Success in value-based care won’t be possible without attention to the social determinants
In 2015, the Nobel Memorial Prize in Economic Sciences was awarded to Angus Deaton for his analysis of consumption, poverty and welfare.
His work, which linked individual behavior to aggregate outcomes, was praised for having helped to “transform the fields of microeconomics, macroeconomics and development economics.” Deaton’s ability to look outside the confines of the field and examine measures of social well-being helped shift the way we study economics.
The American healthcare system is likewise in the midst of a transformation, which could take decades. The rising cost of healthcare galvanized the current transition toward payments that reward outcomes rather than volume in a quest to improve the quality and affordability of healthcare. However, despite progress on a value-based care agenda that enables care systems to provide more supportive and coordinated services to individuals, the U.S. continues to spend more than $3 trillion a year on healthcare—twice the per capita average of our industrialized peers—and yet, people in America have shorter lifespans and fare worse in many health indicators.
While there is increasing awareness that what creates health is more than clinical excellence, there is still much work to do. Just like examining social well-being shifted economics, we believe addressing social determinants of health will continue to transform the delivery of healthcare and improve health.
As organizations take a closer look at those populations who, despite excellent care, continue to drive costs and suffer from poor health outcomes, they learn that these populations not only have many medical needs, but they also are burdened by the social determinants: “the conditions in the environments in which people are born, live, learn, work, play, worship and age that affect a wide range of health, functioning and quality-of-life outcomes and risks.” These nonmedical determinants account for a significant proportion of health outcomes and, though the data are still emerging, we know that addressing an individual’s or population’s social determinants can improve health and lower costs.

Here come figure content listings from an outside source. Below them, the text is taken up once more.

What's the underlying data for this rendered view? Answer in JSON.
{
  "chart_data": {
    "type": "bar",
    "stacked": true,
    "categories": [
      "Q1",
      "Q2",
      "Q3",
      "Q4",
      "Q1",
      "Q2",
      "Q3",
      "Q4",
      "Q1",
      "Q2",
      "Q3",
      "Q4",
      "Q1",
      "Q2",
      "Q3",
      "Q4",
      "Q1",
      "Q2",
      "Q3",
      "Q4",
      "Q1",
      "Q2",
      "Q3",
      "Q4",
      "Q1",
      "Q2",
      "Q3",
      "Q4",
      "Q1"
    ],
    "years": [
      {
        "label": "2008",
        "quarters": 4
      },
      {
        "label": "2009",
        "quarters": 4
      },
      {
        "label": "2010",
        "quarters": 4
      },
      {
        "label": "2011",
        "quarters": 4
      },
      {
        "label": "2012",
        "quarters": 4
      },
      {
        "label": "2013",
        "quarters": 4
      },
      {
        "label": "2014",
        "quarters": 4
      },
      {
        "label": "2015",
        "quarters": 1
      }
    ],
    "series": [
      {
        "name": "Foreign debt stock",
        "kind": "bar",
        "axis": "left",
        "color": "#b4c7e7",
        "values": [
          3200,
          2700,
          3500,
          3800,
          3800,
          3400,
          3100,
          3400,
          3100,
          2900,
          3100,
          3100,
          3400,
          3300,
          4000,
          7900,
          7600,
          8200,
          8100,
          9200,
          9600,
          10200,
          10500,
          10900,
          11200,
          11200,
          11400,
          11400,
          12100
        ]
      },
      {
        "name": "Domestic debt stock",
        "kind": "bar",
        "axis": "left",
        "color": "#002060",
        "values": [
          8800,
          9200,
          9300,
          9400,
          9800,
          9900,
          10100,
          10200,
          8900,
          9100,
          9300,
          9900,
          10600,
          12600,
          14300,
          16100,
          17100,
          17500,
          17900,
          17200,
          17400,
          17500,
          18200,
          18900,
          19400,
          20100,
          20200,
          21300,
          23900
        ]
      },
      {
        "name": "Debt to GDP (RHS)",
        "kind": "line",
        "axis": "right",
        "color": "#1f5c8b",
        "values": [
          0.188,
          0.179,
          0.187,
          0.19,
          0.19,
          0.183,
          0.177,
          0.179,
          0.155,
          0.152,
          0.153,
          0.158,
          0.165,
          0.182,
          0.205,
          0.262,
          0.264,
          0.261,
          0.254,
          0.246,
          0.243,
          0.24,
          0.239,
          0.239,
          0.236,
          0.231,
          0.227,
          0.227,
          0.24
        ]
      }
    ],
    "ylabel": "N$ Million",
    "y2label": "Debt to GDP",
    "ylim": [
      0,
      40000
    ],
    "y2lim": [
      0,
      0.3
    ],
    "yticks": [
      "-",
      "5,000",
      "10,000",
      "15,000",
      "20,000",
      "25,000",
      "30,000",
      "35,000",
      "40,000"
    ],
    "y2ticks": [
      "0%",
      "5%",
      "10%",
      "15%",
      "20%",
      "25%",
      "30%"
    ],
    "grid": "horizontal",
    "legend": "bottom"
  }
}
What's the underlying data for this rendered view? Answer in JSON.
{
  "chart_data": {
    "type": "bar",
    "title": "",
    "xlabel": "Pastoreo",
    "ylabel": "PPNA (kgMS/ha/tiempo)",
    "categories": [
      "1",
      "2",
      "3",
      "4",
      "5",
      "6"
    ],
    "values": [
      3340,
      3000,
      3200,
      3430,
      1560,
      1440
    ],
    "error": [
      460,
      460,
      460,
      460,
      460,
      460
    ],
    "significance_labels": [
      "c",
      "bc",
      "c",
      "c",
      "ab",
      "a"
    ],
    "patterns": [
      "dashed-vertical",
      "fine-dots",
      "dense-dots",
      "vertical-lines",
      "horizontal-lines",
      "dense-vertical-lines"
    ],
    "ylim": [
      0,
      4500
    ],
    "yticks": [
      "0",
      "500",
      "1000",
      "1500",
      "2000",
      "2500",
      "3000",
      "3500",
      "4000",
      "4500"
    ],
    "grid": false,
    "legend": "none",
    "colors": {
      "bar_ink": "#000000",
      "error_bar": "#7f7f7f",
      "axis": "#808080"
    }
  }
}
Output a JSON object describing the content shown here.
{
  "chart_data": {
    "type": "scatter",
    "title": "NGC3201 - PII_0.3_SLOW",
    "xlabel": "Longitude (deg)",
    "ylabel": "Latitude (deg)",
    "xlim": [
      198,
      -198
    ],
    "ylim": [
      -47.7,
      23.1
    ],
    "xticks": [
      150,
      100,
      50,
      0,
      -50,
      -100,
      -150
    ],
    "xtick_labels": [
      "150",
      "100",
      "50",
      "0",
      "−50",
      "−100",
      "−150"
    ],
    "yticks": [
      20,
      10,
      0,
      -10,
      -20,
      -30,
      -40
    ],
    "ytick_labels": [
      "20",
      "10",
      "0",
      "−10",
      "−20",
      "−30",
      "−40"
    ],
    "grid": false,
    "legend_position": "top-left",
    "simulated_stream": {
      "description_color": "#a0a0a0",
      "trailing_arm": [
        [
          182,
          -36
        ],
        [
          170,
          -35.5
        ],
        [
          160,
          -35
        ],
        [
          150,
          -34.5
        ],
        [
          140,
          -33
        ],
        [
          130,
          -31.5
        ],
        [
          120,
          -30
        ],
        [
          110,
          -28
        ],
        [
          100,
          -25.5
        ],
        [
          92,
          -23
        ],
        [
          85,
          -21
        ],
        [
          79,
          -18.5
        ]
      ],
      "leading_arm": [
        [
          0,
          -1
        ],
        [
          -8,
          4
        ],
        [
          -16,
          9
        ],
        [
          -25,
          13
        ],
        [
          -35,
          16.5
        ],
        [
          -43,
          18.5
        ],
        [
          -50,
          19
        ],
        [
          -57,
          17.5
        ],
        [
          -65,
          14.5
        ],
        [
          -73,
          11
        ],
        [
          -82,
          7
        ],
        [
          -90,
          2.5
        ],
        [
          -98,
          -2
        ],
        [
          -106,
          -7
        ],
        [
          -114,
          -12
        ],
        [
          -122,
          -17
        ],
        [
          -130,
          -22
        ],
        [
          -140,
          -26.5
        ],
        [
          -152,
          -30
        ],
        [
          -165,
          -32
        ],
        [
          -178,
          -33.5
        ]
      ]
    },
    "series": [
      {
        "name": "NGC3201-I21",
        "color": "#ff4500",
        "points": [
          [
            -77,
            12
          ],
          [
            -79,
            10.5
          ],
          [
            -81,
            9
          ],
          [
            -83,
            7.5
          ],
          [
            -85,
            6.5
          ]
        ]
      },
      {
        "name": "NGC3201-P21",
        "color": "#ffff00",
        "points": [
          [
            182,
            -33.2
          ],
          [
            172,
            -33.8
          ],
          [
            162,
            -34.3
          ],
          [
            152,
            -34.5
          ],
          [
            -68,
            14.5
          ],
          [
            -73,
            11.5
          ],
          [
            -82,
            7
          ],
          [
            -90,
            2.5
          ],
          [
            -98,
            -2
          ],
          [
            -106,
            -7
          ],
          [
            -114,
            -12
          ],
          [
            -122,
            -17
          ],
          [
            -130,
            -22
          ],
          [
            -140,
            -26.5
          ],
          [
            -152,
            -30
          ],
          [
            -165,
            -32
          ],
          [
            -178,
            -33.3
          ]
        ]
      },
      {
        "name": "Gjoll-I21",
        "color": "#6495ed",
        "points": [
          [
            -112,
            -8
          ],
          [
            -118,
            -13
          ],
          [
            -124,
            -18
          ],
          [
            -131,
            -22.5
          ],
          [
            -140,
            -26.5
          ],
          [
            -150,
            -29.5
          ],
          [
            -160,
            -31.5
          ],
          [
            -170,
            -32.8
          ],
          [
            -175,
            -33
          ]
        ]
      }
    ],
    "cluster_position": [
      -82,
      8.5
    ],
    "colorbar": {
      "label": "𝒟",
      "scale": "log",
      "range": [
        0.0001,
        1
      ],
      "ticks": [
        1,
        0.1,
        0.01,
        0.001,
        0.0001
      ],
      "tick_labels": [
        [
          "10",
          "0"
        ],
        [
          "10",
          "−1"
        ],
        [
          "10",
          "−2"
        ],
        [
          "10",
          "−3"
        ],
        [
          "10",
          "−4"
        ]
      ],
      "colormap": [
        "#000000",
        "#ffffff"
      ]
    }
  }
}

Public and private health sector leaders are actively piloting new payment and care-delivery models, digital and data platforms, and community improvement strategies that address the social determinants of health. The flurry of activity in the healthcare sector, the technology community and the business community around the social determinants of health has been welcomed by leaders from public health, social services and philanthropy who have been engaged in this work for years. However, without a uniting force, these disparate and underfunded community efforts will never gain the momentum needed to help support the transformation to higher-quality, more-affordable care.
Communities need a unifying alliance to clarify the imperative to address the social determinants; identify opportunities for shared learning and action at all levels; develop a strategic agenda of priorities for action; and, where appropriate, inform and establish a more supportive policy environment.
The success, scale and sustainability of existing payment and care pilot efforts at the community level will require national, collaborative leadership to guide multisector efforts and develop policy that goes beyond identifying problems and drives action leading to health improvements.
In his acceptance speech, Deaton said, “I became an economist by accident, with little formal training, an absence that I regretted for many years, but perhaps I can stop regretting now.”
With much work left in our journey to value-based care, we have an opportunity to start unifying efforts around addressing the social determinants of health, so we’ll have no regrets later.